When a model does not fit the training set well, the model is underfitting,

Fig. 16. Underfitting model

An underfitting model is an algorithm having high bias. In this case, we need to change a model.

Overfitting

When a model fits the training set extremely well, that is, the errors are approximate 0, the model is overfitting.

Fig. 17. Overfitting model

An overfitting model is an algorithm having high variance. In this case, the model just fits the training set well, but it can not be generalized. This problem often occurs when the training set is too small. So, the first method to solve this problem is to collect more training examples. Besides, selecting more suitable features is also feasible (Feature Selection). However, this method may cause our model to lose some useful features. The most feasible and commonly used method is regularization.

Weight decay

Overfitting may occurs when some features have an overly large effect, that is, a little change of these features may cause large changes to the model, which can make the model unexpandable.

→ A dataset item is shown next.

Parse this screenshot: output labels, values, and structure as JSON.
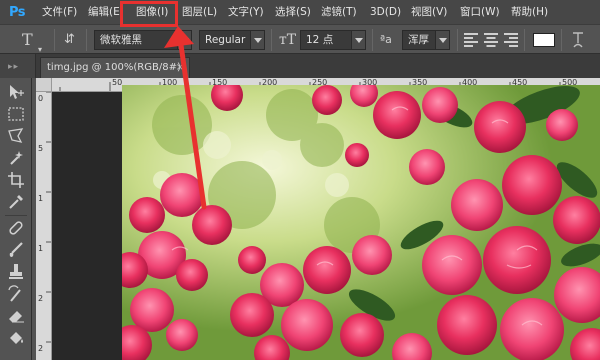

The core idea of regularization is to reduce the weight of features with large value. When regularizing, the cost function $J$ becomes:

$$J(\vec{w},b)=\frac{1}{m}\sum\limits_{i=1}^{m}L(f_{\vec{w},b}(\vec{x}^{(i)}),y^{(i)})+\frac{\lambda}{2m}\sum\limits_{j=1}^{n}w_j^2$$

We just need to regularize $w_j$ as $b$ just makes $f$ move up or down.

$\lambda$ (>0) is an important parameter that balance fitting data and keeping $w_j$ small. In fact, this is Lagrange multiplier, a method to find local extremea of a multivariate function when its variables are constrained by one or more conditions. The restriction here is $\frac{1}{2m}\sum\limits_{j=1}^{n}w_j^2=0$. Since we have limited the value of $\lambda$, our function doesn't obey the constraint strictly but the constraint does make $w$ smaller and the curve more smooth.

Since $J$ changes, the update of $w_j$ will also change:

$$w_j=w_j-\alpha[\frac{1}{m}\sum\limits_{i=1}^{m}\frac{\partial{L(f_{\vec{w},b}(\vec{x}^{(i)}),y^{(i)})}}{\partial{w_j}}+\frac{\lambda}{m}w_j]$$
or
$$w_j=(1-\alpha\frac{\lambda}{m})w_j-\alpha\frac{1}{m}\sum\limits_{i=1}^{m}\frac{\partial{L(f_{\vec{w},b}(\vec{x}^{(i)}),y^{(i)})}}{\partial{w_j}}$$

The second formula indicates that in each iteration, $w_j$ will be smaller than before. Therefore, this kind of normalization is also called weight decay.